ABSTRACT

This article uses the music of the Kinks to explore the social and political impact of the ‘post-war consensus’ on the British working-class. The songs of Ray Davies composed between 1965 and 1971 can he usefully read alongside accounts of the post-war period by authors such as Richard Hoggart, Michael Shanks, Anthony Sampson and those associated with the Birmingham Centre for Contemporary Cultural Studies. Davies negotiates social change through a particular perspective that draws on multiple political identities that are characterised as ‘Orwellian Socialist’, ‘Patriotic Conservative’ and ‘Working-Class Populist’. Davies’ perception of a changing Britain also reflects and engages with the work of contemporary social investigators such as Willmott and Young and their research on class, community and suburbia. This article posits the view that popular music in general and Ray Davies and the Kinks in particular provide a significant historical source for making sense of post-war Britain.

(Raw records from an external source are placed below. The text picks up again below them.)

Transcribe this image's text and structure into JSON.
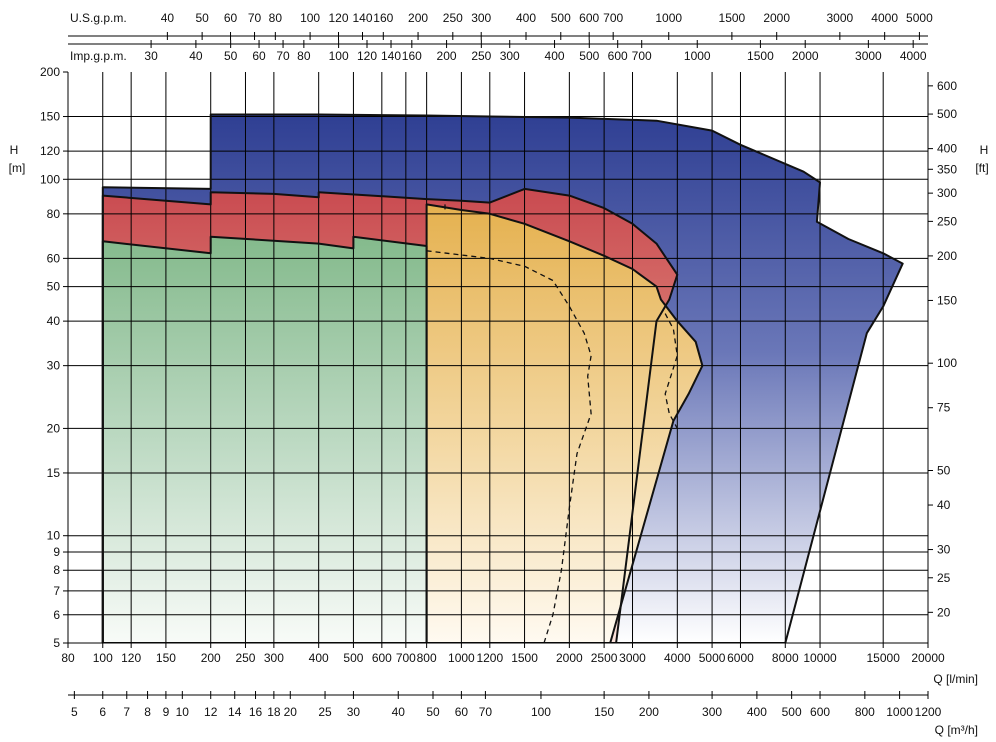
{
  "chart_data": {
    "type": "area",
    "yscale": "log",
    "xscale": "log",
    "x_axis": {
      "label": "Q [l/min]",
      "ticks": [
        80,
        100,
        120,
        150,
        200,
        250,
        300,
        400,
        500,
        600,
        700,
        800,
        1000,
        1200,
        1500,
        2000,
        2500,
        3000,
        4000,
        5000,
        6000,
        8000,
        10000,
        15000,
        20000
      ],
      "tick_labels": [
        "80",
        "100",
        "120",
        "150",
        "200",
        "250",
        "300",
        "400",
        "500",
        "600",
        "700",
        "800",
        "1000",
        "1200",
        "1500",
        "2000",
        "2500",
        "3000",
        "4000",
        "5000",
        "6000",
        "8000",
        "10000",
        "15000",
        "20000"
      ],
      "range": [
        80,
        20000
      ]
    },
    "y_axis": {
      "label_line1": "H",
      "label_line2": "[m]",
      "ticks": [
        5,
        6,
        7,
        8,
        9,
        10,
        15,
        20,
        30,
        40,
        50,
        60,
        80,
        100,
        120,
        150,
        200
      ],
      "tick_labels": [
        "5",
        "6",
        "7",
        "8",
        "9",
        "10",
        "15",
        "20",
        "30",
        "40",
        "50",
        "60",
        "80",
        "100",
        "120",
        "150",
        "200"
      ],
      "range": [
        5,
        200
      ]
    },
    "y2_axis": {
      "label_line1": "H",
      "label_line2": "[ft]",
      "ticks": [
        20,
        25,
        30,
        40,
        50,
        75,
        100,
        150,
        200,
        250,
        300,
        350,
        400,
        500,
        600
      ],
      "tick_labels": [
        "20",
        "25",
        "30",
        "40",
        "50",
        "75",
        "100",
        "150",
        "200",
        "250",
        "300",
        "350",
        "400",
        "500",
        "600"
      ]
    },
    "top_axis_usgpm": {
      "label": "U.S.g.p.m.",
      "ticks": [
        40,
        50,
        60,
        70,
        80,
        100,
        120,
        140,
        160,
        200,
        250,
        300,
        400,
        500,
        600,
        700,
        1000,
        1500,
        2000,
        3000,
        4000,
        5000
      ],
      "tick_labels": [
        "40",
        "50",
        "60",
        "70",
        "80",
        "100",
        "120",
        "140",
        "160",
        "200",
        "250",
        "300",
        "400",
        "500",
        "600",
        "700",
        "1000",
        "1500",
        "2000",
        "3000",
        "4000",
        "5000"
      ]
    },
    "top_axis_impgpm": {
      "label": "Imp.g.p.m.",
      "ticks": [
        30,
        40,
        50,
        60,
        70,
        80,
        100,
        120,
        140,
        160,
        200,
        250,
        300,
        400,
        500,
        600,
        700,
        1000,
        1500,
        2000,
        3000,
        4000
      ],
      "tick_labels": [
        "30",
        "40",
        "50",
        "60",
        "70",
        "80",
        "100",
        "120",
        "140",
        "160",
        "200",
        "250",
        "300",
        "400",
        "500",
        "600",
        "700",
        "1000",
        "1500",
        "2000",
        "3000",
        "4000"
      ]
    },
    "bottom_axis_m3h": {
      "label": "Q [m³/h]",
      "ticks": [
        5,
        6,
        7,
        8,
        9,
        10,
        12,
        14,
        16,
        18,
        20,
        25,
        30,
        40,
        50,
        60,
        70,
        100,
        150,
        200,
        300,
        400,
        500,
        600,
        800,
        1000,
        1200
      ],
      "tick_labels": [
        "5",
        "6",
        "7",
        "8",
        "9",
        "10",
        "12",
        "14",
        "16",
        "18",
        "20",
        "25",
        "30",
        "40",
        "50",
        "60",
        "70",
        "100",
        "150",
        "200",
        "300",
        "400",
        "500",
        "600",
        "800",
        "1000",
        "1200"
      ]
    },
    "grid": true,
    "series": [
      {
        "key": "blue",
        "color": "#3a4b9a",
        "boundary": [
          [
            100,
            5
          ],
          [
            100,
            95
          ],
          [
            200,
            94
          ],
          [
            200,
            152
          ],
          [
            400,
            152
          ],
          [
            800,
            151
          ],
          [
            1200,
            150
          ],
          [
            2000,
            149
          ],
          [
            3500,
            146
          ],
          [
            5000,
            137
          ],
          [
            6000,
            125
          ],
          [
            7000,
            117
          ],
          [
            9000,
            105
          ],
          [
            10000,
            98
          ],
          [
            9800,
            76
          ],
          [
            12000,
            68
          ],
          [
            15000,
            62
          ],
          [
            17000,
            58
          ],
          [
            15000,
            44
          ],
          [
            13500,
            37
          ],
          [
            8000,
            5
          ]
        ]
      },
      {
        "key": "red",
        "color": "#d05a5c",
        "boundary": [
          [
            100,
            5
          ],
          [
            100,
            90
          ],
          [
            200,
            85
          ],
          [
            200,
            92
          ],
          [
            300,
            91
          ],
          [
            400,
            89
          ],
          [
            400,
            92
          ],
          [
            800,
            88
          ],
          [
            1000,
            87
          ],
          [
            1200,
            86
          ],
          [
            1500,
            94
          ],
          [
            2000,
            90
          ],
          [
            2500,
            83
          ],
          [
            3000,
            75
          ],
          [
            3500,
            66
          ],
          [
            4000,
            54
          ],
          [
            3800,
            46
          ],
          [
            3500,
            40
          ],
          [
            2700,
            5
          ]
        ]
      },
      {
        "key": "yellow",
        "color": "#e9b95c",
        "boundary": [
          [
            800,
            5
          ],
          [
            800,
            85
          ],
          [
            1000,
            82
          ],
          [
            1200,
            80
          ],
          [
            1500,
            75
          ],
          [
            2000,
            67
          ],
          [
            2500,
            61
          ],
          [
            3000,
            56
          ],
          [
            3500,
            50
          ],
          [
            3600,
            46
          ],
          [
            4000,
            40
          ],
          [
            4500,
            35
          ],
          [
            4700,
            30
          ],
          [
            4300,
            25
          ],
          [
            3900,
            21
          ],
          [
            2600,
            5
          ]
        ]
      },
      {
        "key": "green",
        "color": "#86bb8e",
        "boundary": [
          [
            100,
            5
          ],
          [
            100,
            67
          ],
          [
            200,
            62
          ],
          [
            200,
            69
          ],
          [
            400,
            66
          ],
          [
            500,
            64
          ],
          [
            500,
            69
          ],
          [
            800,
            65
          ],
          [
            800,
            5
          ]
        ]
      }
    ],
    "dashed_curves": [
      [
        [
          800,
          63
        ],
        [
          1200,
          60
        ],
        [
          1500,
          57
        ],
        [
          1800,
          52
        ],
        [
          2000,
          44
        ],
        [
          2200,
          37
        ],
        [
          2300,
          32
        ],
        [
          2250,
          28
        ],
        [
          2300,
          22
        ],
        [
          2100,
          17
        ],
        [
          2000,
          12
        ],
        [
          1900,
          8
        ],
        [
          1800,
          6
        ],
        [
          1700,
          5
        ]
      ],
      [
        [
          900,
          85
        ],
        [
          900,
          81
        ]
      ],
      [
        [
          3700,
          42
        ],
        [
          3900,
          38
        ],
        [
          4000,
          32
        ],
        [
          3700,
          25
        ],
        [
          3800,
          22
        ],
        [
          4000,
          20
        ]
      ]
    ]
  }
}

Unlike many of his musical contemporaries, Davies was a critic of the popular perceptions of ‘swinging London’, ‘affluence’ and ‘consensus’. Throughout the 1960s, Davies’ work critiqued the impact that successive government policies had on British society. His songs pre-dated the more ‘overtly political’ punk genre of the late 1970s yet addressed similar themes in emphasising the limitations of the ‘post-war consensus’.